The buzz in the world of coffee these days is not being produced by caffeine intake. It’s generated by the swirl of news reports and comments about Starbucks plans to close over 600 stores.
For me this begs the question: Did Starbucks stumble on their vaunted customer service? As Starbucks has become an American icon, as much a part of our landscape as McDonald’s and Wal-Mart, have they lost their customer service edge? Has growth come at the cost of serving their customers in their unique way, the way loyal Starbuckians have come to expect?
There is evidence to suggest this is the case. In a recent BBC News article, Starbucks CEO Howard Schultz commented on the “dilution of the Starbucks experience”. He added “the firm had lost its focus”. Comments from Starbucks customers also support this notion:
And some customers who say they have asked a barista to make them a cup of bold coffee say they have been refused.
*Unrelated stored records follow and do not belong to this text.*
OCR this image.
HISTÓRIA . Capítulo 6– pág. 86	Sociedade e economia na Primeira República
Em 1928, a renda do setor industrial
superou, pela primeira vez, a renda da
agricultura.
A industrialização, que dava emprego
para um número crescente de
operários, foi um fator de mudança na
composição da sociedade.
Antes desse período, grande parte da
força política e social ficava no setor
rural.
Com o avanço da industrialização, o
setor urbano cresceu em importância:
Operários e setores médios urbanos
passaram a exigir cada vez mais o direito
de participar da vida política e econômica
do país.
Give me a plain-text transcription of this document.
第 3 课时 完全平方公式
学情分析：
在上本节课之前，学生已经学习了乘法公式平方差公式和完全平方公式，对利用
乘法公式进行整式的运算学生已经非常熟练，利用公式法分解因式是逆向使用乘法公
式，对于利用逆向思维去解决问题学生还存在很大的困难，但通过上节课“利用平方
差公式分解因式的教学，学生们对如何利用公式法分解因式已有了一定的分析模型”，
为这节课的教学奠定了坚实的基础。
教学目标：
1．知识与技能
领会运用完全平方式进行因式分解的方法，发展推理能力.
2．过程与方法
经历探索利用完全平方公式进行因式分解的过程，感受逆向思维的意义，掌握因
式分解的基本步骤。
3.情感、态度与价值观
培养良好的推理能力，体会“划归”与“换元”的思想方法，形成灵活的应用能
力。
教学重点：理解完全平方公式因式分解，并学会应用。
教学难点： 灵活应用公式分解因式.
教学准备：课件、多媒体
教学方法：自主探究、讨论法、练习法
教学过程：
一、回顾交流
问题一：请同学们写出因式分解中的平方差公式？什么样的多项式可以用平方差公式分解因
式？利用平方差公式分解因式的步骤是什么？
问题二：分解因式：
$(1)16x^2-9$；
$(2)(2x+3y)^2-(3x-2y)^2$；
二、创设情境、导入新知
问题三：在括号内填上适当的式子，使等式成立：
An employee on the other end of the line offered her a free replacement, and when Curry stopped by the store two days later to pick it up, a store manager accused her of running a scam.
There have been other disturbing signs over the past five years. Staff turnover seems epidemic; I seldom see the same faces on repeat visits. I read about poor staff morale…And staff seem less knowledgeable about the coffees and each blend’s character.
Author Kim Fellner, asked “Can Starbucks really be big and good at the same time?” And her answer seems to be “no, they can’t”. In interviews with Starbucks employees she heard comments like this: “When I started six years ago, this was the best job of its kind. Now it’s all about the money. It’s like nobody cares about us any more.” And if employees feel their company does not care about them, the chances are they’ll care less about the customers.
But, I’d bet my mortgage payment that for every bad customer service story at Starbucks there’s a good one.
In what is probably the most astonishing example of an employee putting her customer first, Starbucks barista Sandra Andersen gave up one of her kidneys for a customer. Maybe that’s too far beyond the norm to even count. But more typical examples abound:
From Telegraph UK
It’s not about the coffee, the latte or anything else for that matter. It’s about the ambiance. A temporary haven to duck out of the grind of a hectic morning/afternoon and relaxing over a coffee, tea etc.
The monthly coffee seminars, the friendly (and quite often funny) conversations in the cafe and the drive (through), and the knowledgeable staff make this a top-notch establishment.
Across the USA, communities are asking Starbucks to reconsider closing their favorite Starbucks. How’s that for customer loyalty? Having your customers beg you to stay! Most companies can only imagine having such a bond with their customers.
It’s easy to assume Starbucks growth into the 8000 pound gorilla of coffee shops had a deleterious affect on their ability to offer the same customer experience that made them famous. When you have 16,000 stores and over 300,000 employees, it’s hard to be on your “A” game with every single customer interaction. There are bound to inconsistencies, foul-ups and a general change of culture. It’s a natural side effect of growth.
At the same time though, Starbucks has drilled themselves into the lives of their customers like few global goliaths ever have. They’ve become a part of the fabric of their host communities, a fabric many people do not want torn.
So, is Starbucks retrenching because of bad customer service? Lacking any sort of scientific data I’ll go with my gut and say no. Customer service is not the reason Starbucks is slowing. I think it’s a combination of many things like the economy, competition and the evolution of their market. Though many of their stores probably fail to deliver the typical Starbucks experience, overall I think they do a pretty decent job.